An Embarrassing Truth

A few years ago, in Budapest, I delivered a paper at a major conference convened to find the best programs to increase fertility rates. All Europe was grappling with below-replacement fertility levels, some dire. Low fertility rates lead to labor force shortage which leads to economic slowdown. It is a serious issue and is changing the make-up of nations and driving migration patterns across the developed world, despite governments best efforts.   Cabinet-level ministers and top civil servants of Western and Central Europe all spoke on “what each country had done to make it easy for mothers to exit the marketplace to give birth and reenter sometime later”, admirable, but the answer to a different problem. None of the countries had achieved replacement levels (nor has any nation since).

My paper focused on levels of religious worship and intact marriage, the two factors that deliver above-replacement fertility. Married couples have more children, and those who worship weekly even more. I finished speaking and their response? Not a single comment, challenge, or disagreement: only an embarrassed silence.

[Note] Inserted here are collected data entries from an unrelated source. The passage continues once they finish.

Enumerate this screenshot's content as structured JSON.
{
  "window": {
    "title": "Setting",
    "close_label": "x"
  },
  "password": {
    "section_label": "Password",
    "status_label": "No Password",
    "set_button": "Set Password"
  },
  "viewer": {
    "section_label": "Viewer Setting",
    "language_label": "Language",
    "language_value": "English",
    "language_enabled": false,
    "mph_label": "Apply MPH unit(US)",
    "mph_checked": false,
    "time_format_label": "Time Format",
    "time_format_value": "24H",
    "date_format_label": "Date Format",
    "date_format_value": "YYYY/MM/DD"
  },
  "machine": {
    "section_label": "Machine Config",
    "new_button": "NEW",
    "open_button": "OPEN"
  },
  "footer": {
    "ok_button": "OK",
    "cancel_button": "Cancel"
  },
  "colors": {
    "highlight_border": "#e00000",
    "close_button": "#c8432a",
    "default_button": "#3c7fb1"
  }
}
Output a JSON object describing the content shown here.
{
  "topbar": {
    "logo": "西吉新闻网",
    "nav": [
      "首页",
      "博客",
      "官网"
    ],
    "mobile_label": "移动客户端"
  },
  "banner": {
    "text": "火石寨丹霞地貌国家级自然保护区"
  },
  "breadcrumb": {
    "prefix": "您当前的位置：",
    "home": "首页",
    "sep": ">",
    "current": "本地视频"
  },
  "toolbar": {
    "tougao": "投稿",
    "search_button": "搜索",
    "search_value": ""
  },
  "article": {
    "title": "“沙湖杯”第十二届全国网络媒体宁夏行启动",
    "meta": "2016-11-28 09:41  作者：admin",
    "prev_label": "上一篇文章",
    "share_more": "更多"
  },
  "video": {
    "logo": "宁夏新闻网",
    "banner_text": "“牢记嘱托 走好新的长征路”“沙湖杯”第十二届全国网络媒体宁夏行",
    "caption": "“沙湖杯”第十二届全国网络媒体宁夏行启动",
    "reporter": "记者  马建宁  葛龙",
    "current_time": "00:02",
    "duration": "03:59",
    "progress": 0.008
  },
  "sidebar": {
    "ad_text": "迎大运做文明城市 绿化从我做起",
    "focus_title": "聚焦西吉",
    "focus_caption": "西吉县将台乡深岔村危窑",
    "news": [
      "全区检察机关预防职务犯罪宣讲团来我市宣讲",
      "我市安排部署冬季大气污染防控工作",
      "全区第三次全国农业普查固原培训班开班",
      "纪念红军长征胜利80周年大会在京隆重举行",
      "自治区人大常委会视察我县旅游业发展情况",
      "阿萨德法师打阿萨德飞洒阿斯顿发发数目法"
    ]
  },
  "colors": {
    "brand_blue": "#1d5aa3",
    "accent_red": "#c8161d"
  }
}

Their embarrassment stemmed from the form of family these countries have chosen, the secular family: married, remarried, divorced, out of wedlock parent, and cohabiting.  This family is source of the fertility crisis. The “embarrassing solution” is the always-intact-weekly-worshipping family. Not only does it outdo the modern secular family on fertility, it thrives on every other measure that concerns government: education, health, longevity, care of the elderly, good citizenship and tax revenues.  It is by far the least troublesome and least costly family, on crime, abuse (physical and sexual), addiction and long-term health care costs.

Since the always-intact-weekly-worshipping family is the solution, how should a democratically elected government treat it?  The answer is simple: protect it. Ensure it has the same resources as the secular family but with the freedom to use them their own way. It’s simple justice.  This minority (the always-intact-weekly worshipping family) delivers the most in human and social capital outcomes. So, investing in their freedom makes economic and social policy sense.

But what differentiates them from the majority is their sexual morality, which they are intent on passing on to their children.  This is big when it comes to education, for sexual norms are implicit in the teaching of literature, history, art, economics and about religions and moral codes.  Thus, though the minority delivers the most, it is alien to the majority in its need to educate its children in its own ways.

Decent governments and the ‘traditional family’ both need to persuade the majority that freedom in education for this minority benefits everybody.

[1] Singapore is one of the most telling examples.  Though a market-based economy with free elections, Singapore had a draconian two-child policy decades ago, in which the whole family lost all social welfare benefits, including free education, if they had a third child. The policy worked — too well.  Fertility rates dropped but too much. The government then reversed course and worked to stimulate fertility. It has failed miserably. Singapore’s present fertility rate  is 1.16 or 42% below replacement, and its labor force shrinkage intensifies. This trend is well advanced in all the  economies of the world.